Business Process Examples
Example 1: Order-to-Cash Process
Picture a retail company’s order-to-cash process. It kicks off when someone places an order online and wraps up once payment hits the books. In between? Order entry, checking inventory, picking and packing, shipping, generating the invoice, collecting payment, and reconciling the account. Each step has its own systems, people involved, and quality checks that keep orders accurate and payments on time.
Example 2: Employee Onboarding Process
An HR department’s onboarding process starts the moment a candidate says yes to a job offer. It ends after their first week of orientation. During that time, there’s paperwork to complete, system access to set up, a workspace to prepare, training schedules to coordinate, team introductions to make, and initial goals to set. This structure means every new hire gets the same solid foundation, regardless of who’s handling their onboarding.
Business Process vs Workflow vs Procedure
People often use these terms interchangeably, but they actually describe different levels of how work gets organized.
| Aspect | Business Process | Workflow | Procedure |
|---|---|---|---|
| Scope | Broad framework containing multiple workflows | Specific sequence for a single task | Detailed step-by-step instructions |
| Focus | Strategic “what” and “why” | Tactical “how” | Granular execution details |
| Purpose | Achieve broader business outcomes | Complete recurring tasks efficiently | Ensure consistency in task execution |
| Flexibility | More flexible and adaptable | Moderately specific | Rigid and prescriptive |
Here’s the relationship: a business process is the big-picture framework that ties multiple workflows together toward a goal. Workflows zoom in on the specific sequence of activities needed for particular tasks. Procedures go even further, spelling out exactly how to execute each individual activity step by step through standard operating procedures.
How Glitter AI Helps with Business Process
Glitter AI takes the pain out of documenting business processes. Instead of sitting down to write out lengthy process documents by hand, teams just do their work while Glitter records the screen and captures each step automatically, the kind of capture workflow people size up when they compare WizardShot and Glitter AI. The result is clear, visual documentation with screenshots, annotations, and written instructions, whether you are mapping a simple workflow or something as detailed as the general ledger process. No extra effort required.
This makes process documentation faster and way easier to keep current, which matters for compliance-heavy accounting and financial services teams running something as detailed as the financial reporting process. Captured recordings also give you an accurate as-is baseline before you design the to-be process, make it easier to spot a bottleneck slowing the work down, and feed naturally into process mining or value stream reviews. When a business process changes, or you take on a full reengineering effort, you can record the updated workflow and share it in minutes, exactly the ongoing discipline that business process management depends on. The visual format helps people understand what they’re supposed to do, which tends to cut training time and boost how consistently new hires follow the process during onboarding.

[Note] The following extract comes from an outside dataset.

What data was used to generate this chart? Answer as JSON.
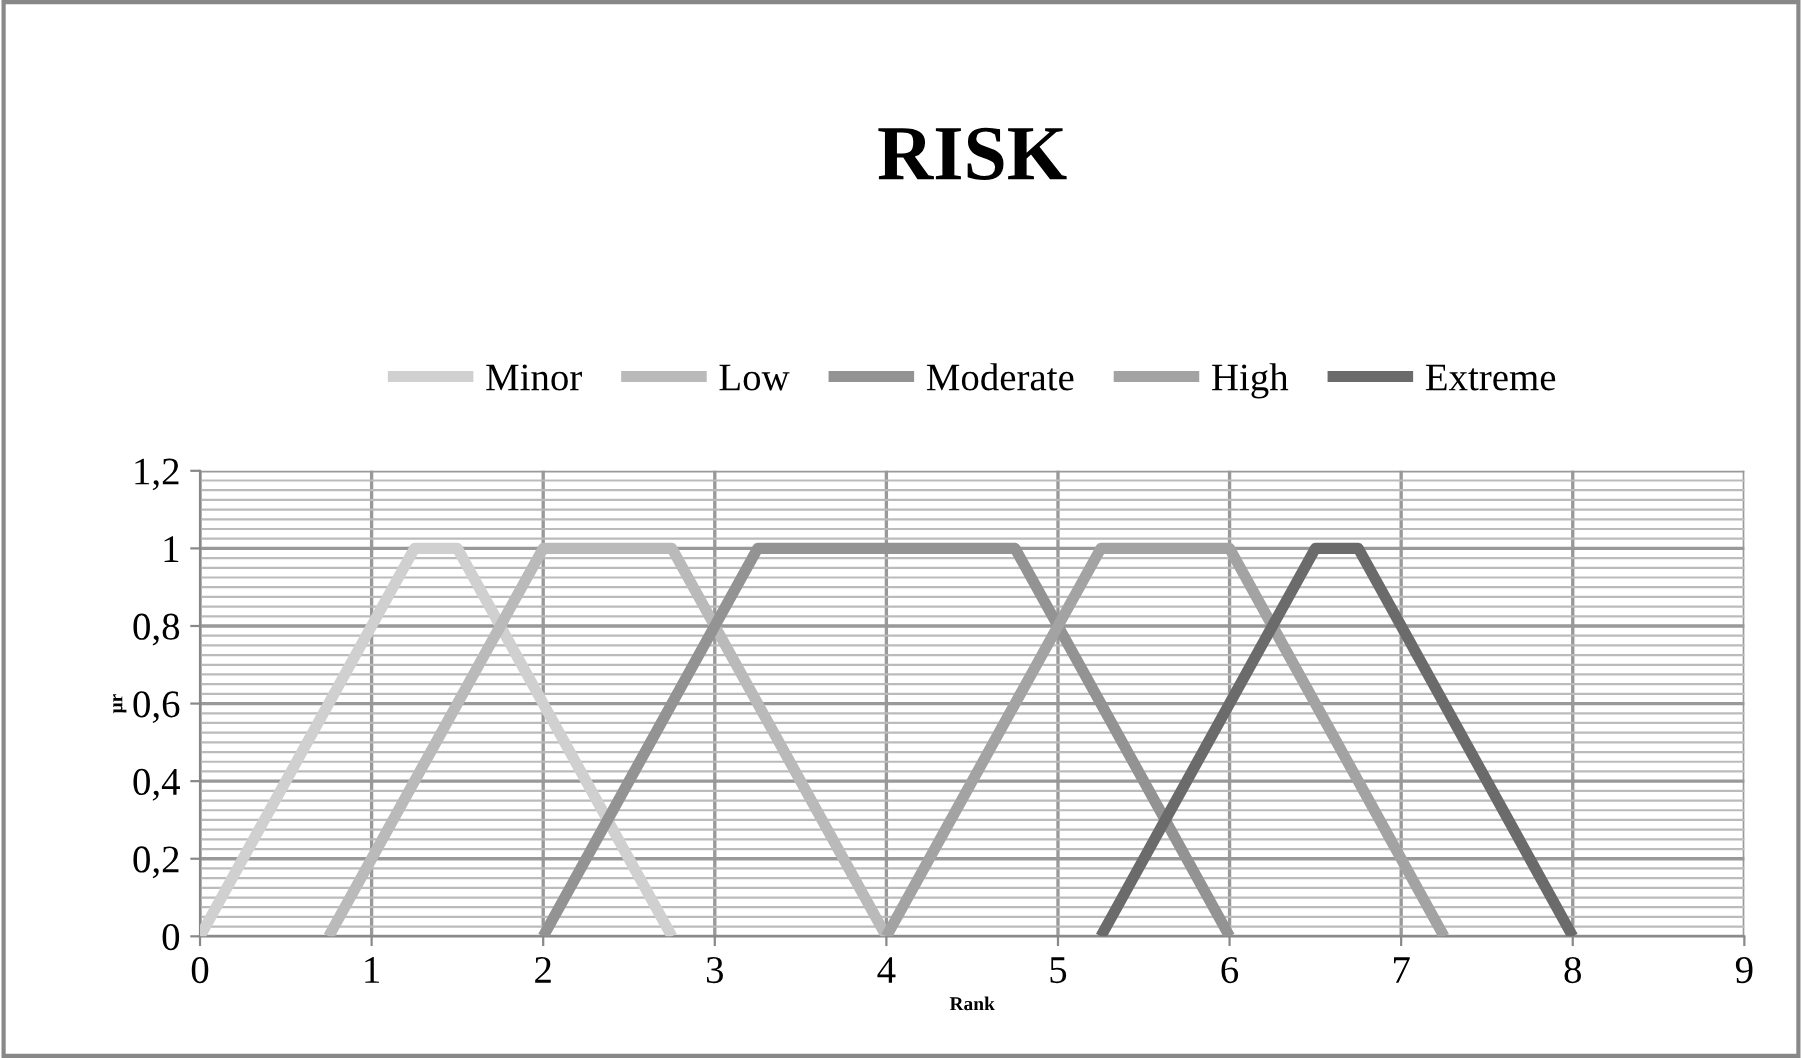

Teach your co-workers or customers how to get stuff done – in seconds.
Frequently Asked Questions
What does business process mean?
A business process is a series of connected activities that turn inputs into outputs to achieve a specific goal. Tasks, people, and resources work together to deliver value in a consistent, repeatable way.
What is an example of a business process?
The order-to-cash process is a classic example. It starts when a customer places an order and ends when you receive payment. Along the way: order entry, inventory check, fulfillment, shipping, invoicing, and payment collection. Each step moves toward completing the sale.
Why are business processes important?
They bring structure and predictability to how work gets done. Companies with documented business processes see around 42% fewer compliance issues and ship products 25% faster. Fewer errors, better efficiency, easier scaling.
How do you document a business process?
Start by identifying what goes in and what comes out. Then map each step in order, define who does what, and note where decisions get made. Tools like Glitter AI can speed this up by recording your screen as you work and automatically generating documentation with screenshots and instructions.
What are the three types of business processes?
Core processes deliver direct value to customers (think product development, sales). Support processes help core processes run (HR, IT). Management processes oversee everything (strategic planning, performance monitoring).